Corinzio Tardo I (570 c.a-550 a.C.) e Corinzio Tardo II (550-500 a. C.). - Il passaggio dal Corinzio Medio al Corinzio Tardo I e da questo al Corinzio Tardo II è poco chiaro, sia dal punto di vista contenutistico che in termini di cronologia assoluta. A differenza di quanto scriveva L. Banti, attualmente il concetto di Corinzio Tardo II viene applicato soltanto ai vasi della seconda metà del VI sec. a.C., mentre per la produzione del periodo classico è invalsa un'altra definizione, Corinzio Tardo III (ν. oltre).

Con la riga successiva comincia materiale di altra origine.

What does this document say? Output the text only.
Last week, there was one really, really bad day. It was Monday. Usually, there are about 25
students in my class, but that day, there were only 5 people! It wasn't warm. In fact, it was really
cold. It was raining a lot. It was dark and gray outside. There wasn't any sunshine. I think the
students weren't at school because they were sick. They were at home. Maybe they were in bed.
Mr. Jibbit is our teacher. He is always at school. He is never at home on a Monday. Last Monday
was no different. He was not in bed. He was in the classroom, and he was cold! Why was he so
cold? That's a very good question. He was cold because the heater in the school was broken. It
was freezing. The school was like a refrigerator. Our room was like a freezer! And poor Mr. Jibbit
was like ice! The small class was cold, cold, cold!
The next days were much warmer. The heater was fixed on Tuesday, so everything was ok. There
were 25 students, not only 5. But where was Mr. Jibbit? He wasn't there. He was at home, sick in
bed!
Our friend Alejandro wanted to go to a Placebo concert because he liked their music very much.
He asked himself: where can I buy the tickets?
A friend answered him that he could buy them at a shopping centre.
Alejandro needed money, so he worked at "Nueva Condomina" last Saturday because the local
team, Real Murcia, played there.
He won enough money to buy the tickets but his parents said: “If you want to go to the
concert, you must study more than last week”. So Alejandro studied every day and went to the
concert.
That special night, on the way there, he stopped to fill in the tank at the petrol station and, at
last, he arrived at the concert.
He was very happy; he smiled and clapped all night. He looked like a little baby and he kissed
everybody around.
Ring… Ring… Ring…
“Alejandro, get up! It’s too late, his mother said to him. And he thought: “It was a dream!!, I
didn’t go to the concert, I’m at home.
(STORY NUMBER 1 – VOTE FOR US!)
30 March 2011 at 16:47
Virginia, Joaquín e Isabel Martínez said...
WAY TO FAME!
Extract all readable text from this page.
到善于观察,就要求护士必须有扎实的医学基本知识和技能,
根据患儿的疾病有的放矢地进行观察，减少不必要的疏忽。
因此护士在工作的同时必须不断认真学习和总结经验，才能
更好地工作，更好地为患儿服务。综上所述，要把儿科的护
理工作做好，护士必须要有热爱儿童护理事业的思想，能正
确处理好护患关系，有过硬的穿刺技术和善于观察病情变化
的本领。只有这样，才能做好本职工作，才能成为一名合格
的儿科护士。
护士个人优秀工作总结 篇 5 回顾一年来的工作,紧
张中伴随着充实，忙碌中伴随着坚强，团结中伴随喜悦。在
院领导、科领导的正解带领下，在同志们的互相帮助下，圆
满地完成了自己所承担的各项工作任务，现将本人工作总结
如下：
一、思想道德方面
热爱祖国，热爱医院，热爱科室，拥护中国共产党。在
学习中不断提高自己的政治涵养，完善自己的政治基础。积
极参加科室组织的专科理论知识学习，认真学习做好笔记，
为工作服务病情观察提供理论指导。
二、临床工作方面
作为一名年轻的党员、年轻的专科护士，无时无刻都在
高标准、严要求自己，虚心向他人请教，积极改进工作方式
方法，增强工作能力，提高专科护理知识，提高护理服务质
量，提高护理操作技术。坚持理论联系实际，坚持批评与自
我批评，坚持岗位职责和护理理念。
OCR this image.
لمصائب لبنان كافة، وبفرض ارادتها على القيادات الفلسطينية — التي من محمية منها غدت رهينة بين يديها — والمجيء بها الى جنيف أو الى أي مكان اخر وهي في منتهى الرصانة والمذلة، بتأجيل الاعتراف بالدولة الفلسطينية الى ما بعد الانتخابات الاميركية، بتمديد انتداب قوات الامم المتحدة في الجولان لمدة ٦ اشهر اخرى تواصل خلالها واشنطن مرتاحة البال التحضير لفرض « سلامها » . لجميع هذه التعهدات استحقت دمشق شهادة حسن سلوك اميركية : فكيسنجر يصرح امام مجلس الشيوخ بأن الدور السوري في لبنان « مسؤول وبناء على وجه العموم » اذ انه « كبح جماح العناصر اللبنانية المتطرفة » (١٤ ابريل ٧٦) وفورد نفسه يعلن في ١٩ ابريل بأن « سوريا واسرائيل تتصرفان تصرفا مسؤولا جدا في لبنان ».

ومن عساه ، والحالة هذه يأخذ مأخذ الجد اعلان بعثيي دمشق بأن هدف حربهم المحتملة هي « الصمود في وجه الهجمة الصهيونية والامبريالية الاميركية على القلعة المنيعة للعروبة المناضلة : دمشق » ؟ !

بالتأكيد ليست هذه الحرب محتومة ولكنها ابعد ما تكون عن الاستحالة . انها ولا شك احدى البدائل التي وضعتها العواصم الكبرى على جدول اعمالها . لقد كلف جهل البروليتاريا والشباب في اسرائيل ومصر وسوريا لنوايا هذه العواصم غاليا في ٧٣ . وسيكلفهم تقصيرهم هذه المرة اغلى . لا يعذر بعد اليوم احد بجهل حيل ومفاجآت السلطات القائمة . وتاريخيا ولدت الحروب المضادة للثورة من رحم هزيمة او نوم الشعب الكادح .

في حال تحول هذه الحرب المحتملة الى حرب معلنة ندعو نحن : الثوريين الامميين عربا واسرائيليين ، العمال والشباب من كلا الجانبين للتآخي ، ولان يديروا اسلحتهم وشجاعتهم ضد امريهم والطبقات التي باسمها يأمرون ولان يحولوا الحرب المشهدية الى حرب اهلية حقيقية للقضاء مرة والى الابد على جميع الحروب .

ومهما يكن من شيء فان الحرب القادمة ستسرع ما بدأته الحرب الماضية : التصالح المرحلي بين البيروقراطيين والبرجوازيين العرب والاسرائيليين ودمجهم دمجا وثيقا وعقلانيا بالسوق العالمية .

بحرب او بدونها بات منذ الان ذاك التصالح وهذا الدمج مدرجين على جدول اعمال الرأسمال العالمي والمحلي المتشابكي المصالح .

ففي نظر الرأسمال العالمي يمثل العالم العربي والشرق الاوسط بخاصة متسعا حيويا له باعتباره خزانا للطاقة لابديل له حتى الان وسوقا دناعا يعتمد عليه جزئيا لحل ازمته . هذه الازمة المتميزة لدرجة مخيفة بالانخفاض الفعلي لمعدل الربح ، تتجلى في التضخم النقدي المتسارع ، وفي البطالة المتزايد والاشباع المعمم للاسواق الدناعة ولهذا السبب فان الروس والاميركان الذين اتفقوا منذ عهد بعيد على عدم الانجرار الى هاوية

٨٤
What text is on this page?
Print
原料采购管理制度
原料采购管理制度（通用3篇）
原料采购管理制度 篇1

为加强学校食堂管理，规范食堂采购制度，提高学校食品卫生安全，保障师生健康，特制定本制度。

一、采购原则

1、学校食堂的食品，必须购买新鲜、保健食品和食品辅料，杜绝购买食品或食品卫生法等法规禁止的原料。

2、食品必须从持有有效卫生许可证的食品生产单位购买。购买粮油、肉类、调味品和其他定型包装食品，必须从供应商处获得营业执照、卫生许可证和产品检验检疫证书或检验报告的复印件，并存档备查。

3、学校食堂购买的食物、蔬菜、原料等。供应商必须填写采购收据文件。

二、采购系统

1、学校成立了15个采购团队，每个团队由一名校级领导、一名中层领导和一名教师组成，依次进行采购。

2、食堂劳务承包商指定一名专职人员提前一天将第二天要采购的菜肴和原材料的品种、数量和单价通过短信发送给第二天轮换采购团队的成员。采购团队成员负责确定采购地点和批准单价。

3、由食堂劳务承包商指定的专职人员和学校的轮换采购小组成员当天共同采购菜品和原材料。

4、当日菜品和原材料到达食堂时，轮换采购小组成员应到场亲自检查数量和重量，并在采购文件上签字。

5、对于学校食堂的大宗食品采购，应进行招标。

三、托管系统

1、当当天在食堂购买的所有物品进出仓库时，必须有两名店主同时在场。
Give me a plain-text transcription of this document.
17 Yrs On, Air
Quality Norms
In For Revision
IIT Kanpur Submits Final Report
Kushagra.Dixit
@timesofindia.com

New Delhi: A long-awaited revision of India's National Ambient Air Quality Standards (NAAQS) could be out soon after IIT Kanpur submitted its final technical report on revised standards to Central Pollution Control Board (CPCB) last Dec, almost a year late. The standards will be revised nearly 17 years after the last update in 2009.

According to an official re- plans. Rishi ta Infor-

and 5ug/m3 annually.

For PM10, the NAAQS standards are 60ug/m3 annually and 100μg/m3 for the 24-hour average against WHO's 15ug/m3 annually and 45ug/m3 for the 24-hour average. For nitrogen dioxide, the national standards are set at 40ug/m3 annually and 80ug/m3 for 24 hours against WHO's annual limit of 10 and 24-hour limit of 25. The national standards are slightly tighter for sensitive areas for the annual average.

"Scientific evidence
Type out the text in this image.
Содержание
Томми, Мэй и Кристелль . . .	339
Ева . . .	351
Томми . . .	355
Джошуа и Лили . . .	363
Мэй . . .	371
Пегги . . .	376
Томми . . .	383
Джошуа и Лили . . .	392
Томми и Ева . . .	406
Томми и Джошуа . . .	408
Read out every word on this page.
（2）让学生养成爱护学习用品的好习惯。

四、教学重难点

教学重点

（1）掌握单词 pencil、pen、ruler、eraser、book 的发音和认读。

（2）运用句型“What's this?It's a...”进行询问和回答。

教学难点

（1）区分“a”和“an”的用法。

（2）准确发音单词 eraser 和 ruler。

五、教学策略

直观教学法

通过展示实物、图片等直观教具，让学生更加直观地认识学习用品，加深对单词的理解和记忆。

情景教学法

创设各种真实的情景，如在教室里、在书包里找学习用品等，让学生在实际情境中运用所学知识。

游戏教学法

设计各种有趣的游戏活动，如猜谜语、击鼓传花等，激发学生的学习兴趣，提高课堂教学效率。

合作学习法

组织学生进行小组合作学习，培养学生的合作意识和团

Come ha messo in evidenza la pubblicazione della ceramica trovata a Corinto, durante questa fase possiamo segnalare soltanto pochi decoratori, ma anche la quantità complessiva del materiale è esigua. La maggior parte della produzione presenta una decorazione floreale o con motivi lineari, ed è dipinta in «white style»; i vasi con fregi animalistici sono rari e le figurazioni a carattere narrativo sono concentrate su pezzi di grandi dimensioni, per lo più a fondo rosso. Anche la gamma delle forme vascolari si modifica: mentre si affermano nuove forme (p.es. le oinochòai a corpo globulare), la produzione di altre (fra cui gli alàbastra, i vasi plastici, forse anche i pìnakes) subisce una flessione oppure cessa del tutto. Tale tendenza continua a manifestarsi anche nella seconda metà del secolo; a partire da questo periodo, a Corinto non risultano documentati né l’arỳballos, la forma guida del Corinzio Antico e Medio, né vasi con fregi animalistici.
Corinzio Tardo III (V-IV sec. a. C.). - La distinzione del Corinzio Tardo III dal Corinzio Tardo II si basa sulla classificazione del materiale raccolto nella necropoli settentrionale di Corinto (C. W. Biegen, H. Palmer, R. S. Young, 1964, p. 65 ss.); un panorama dei vasi c. spettanti a questa fase ci viene offerto dai corredi funerari di questa necropoli, databili grazie al materiale attico concomitante, ai quali vanno aggiunti i rinvenimenti del Ceramico e varí complessi riferibili all'area urbana.
Le differenze dei vasi cori decorazione floreale (0 lineare) del Corinzio Tardo III rispetto a quelli del Corinzio Tardo II sono minime; accanto ai prodotti appena ricordati, tuttavia, s'incontrano numerosi vasi coperti uniformemente di vernice o privi di qualsiasi decorazione. Le forme caratteristiche sono l’oinochòe a bocca tonda e la lekanìs, quest'ultima documentata soprattutto nelle sepolture. Per quanto la ceramica attica risulti imitata a Corinto a partire dal secondo quarto del VI sec. a.C., la quantità dei vasi c. che si rifà a modelli attici aumenta in maniera sensibile soltanto con la cessazione delle importazioni dall'Attica a causa della guerra del Peloponneso.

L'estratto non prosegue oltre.